The Stuxnet worm has become a thing of interest among hackers. It has displayed immense potential and has hit a nation at its ultimate reserve- energy. An analysis of the worm by Tom Parker has revealed some interesting facts at the Black Hat DC conference on Tuesday. The most interesting facts are the two-phase nature of the development of Stuxnet and the unprotected and evident obviousness of its behavior.
The analysis by Parker reveals that an expert group of talents, who specialized in reverse-engineering platforms, proprietary file formats and developing kernel rootkits initially, designed the worm to be deployed. However, these talents were used as a third party in the development process and there was another team of less talented hackers responsible for implementing the worm. This is where the plan suffered a setback.

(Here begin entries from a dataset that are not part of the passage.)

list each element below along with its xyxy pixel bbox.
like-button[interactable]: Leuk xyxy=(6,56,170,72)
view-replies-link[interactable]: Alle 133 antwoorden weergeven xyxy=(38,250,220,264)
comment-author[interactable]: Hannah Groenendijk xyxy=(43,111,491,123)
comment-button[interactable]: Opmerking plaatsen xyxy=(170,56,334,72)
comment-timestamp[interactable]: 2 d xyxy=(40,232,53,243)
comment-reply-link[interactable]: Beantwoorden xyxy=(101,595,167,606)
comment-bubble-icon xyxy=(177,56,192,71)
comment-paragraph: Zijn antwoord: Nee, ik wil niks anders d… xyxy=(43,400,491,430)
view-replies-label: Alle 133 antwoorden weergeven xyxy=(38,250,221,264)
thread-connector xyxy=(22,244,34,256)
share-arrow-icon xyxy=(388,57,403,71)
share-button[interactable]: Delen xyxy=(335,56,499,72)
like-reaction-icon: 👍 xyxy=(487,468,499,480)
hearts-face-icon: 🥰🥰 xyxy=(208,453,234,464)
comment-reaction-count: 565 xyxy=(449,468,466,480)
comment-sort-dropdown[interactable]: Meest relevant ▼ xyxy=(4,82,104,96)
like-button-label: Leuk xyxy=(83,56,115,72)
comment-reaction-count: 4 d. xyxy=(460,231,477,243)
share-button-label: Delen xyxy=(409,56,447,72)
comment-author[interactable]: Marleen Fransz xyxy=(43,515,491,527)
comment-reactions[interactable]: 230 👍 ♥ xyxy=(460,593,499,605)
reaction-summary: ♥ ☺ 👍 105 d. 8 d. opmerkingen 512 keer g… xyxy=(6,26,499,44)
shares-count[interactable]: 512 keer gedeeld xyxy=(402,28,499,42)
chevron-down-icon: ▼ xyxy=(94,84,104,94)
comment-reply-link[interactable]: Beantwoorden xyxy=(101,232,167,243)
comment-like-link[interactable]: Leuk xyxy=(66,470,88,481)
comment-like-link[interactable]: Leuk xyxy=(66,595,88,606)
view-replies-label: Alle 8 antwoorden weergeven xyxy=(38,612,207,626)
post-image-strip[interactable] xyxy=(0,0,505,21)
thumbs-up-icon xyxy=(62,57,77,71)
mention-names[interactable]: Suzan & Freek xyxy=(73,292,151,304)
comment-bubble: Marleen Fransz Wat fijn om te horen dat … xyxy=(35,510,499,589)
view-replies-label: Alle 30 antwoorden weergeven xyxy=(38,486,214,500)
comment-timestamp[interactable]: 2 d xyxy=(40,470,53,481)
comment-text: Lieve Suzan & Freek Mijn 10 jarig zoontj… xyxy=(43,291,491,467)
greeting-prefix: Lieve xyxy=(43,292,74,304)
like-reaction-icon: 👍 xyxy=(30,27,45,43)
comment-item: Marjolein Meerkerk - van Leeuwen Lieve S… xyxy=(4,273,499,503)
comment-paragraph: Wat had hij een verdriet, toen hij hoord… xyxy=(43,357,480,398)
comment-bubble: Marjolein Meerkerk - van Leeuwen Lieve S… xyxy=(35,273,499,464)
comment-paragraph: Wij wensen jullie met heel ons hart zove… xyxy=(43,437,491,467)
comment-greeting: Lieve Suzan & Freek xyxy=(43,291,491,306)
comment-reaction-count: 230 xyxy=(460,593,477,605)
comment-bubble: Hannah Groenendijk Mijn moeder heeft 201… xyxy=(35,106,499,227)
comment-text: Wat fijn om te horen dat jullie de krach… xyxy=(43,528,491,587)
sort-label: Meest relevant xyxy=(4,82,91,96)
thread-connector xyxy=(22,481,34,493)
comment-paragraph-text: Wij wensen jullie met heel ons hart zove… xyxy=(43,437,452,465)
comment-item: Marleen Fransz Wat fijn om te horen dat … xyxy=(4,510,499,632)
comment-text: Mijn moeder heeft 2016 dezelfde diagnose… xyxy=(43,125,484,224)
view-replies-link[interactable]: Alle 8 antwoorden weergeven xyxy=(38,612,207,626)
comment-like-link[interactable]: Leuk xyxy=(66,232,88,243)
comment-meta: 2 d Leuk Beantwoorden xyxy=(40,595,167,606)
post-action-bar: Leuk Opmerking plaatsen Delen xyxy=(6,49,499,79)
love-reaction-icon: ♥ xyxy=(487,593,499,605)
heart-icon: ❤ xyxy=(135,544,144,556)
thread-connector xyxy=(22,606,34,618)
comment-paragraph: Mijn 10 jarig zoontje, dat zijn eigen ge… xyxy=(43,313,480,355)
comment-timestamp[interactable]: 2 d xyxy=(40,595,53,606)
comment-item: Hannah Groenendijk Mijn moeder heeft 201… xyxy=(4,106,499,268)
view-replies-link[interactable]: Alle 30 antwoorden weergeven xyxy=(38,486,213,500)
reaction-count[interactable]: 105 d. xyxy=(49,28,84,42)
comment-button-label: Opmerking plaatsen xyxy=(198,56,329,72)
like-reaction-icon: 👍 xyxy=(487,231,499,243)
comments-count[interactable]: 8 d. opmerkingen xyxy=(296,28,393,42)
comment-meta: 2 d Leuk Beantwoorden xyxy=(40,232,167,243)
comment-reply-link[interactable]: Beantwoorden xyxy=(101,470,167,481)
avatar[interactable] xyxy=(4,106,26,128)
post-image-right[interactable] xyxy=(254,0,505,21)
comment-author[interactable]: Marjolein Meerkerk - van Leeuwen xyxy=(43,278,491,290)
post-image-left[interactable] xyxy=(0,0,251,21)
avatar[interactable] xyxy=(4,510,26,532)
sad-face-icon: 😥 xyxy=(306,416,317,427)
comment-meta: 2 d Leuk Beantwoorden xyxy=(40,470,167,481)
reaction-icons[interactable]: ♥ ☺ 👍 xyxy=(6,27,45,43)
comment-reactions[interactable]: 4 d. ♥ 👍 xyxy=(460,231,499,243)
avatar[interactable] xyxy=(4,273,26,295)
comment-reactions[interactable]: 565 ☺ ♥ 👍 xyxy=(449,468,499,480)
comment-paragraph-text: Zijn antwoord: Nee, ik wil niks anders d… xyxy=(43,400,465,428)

The deployment was not of the same level of expertise of the development phase and probably could not make full use of the entire potential of Stuxnet.
Another fact that security experts are advocating is that the Stuxnet developers made minimal effort to hide the payload data and the data transmission could be better hidden. It was almost as if the developers of Stuxnet wanted it to be found and understood. Also, there was no anti-debugging code obfuscation involved in the development of Stuxnet. The only possible conclusion is that the developers of Stuxnet did not have enough time to incorporate these protections and were under pressure to deploy the code even before it was completely ready.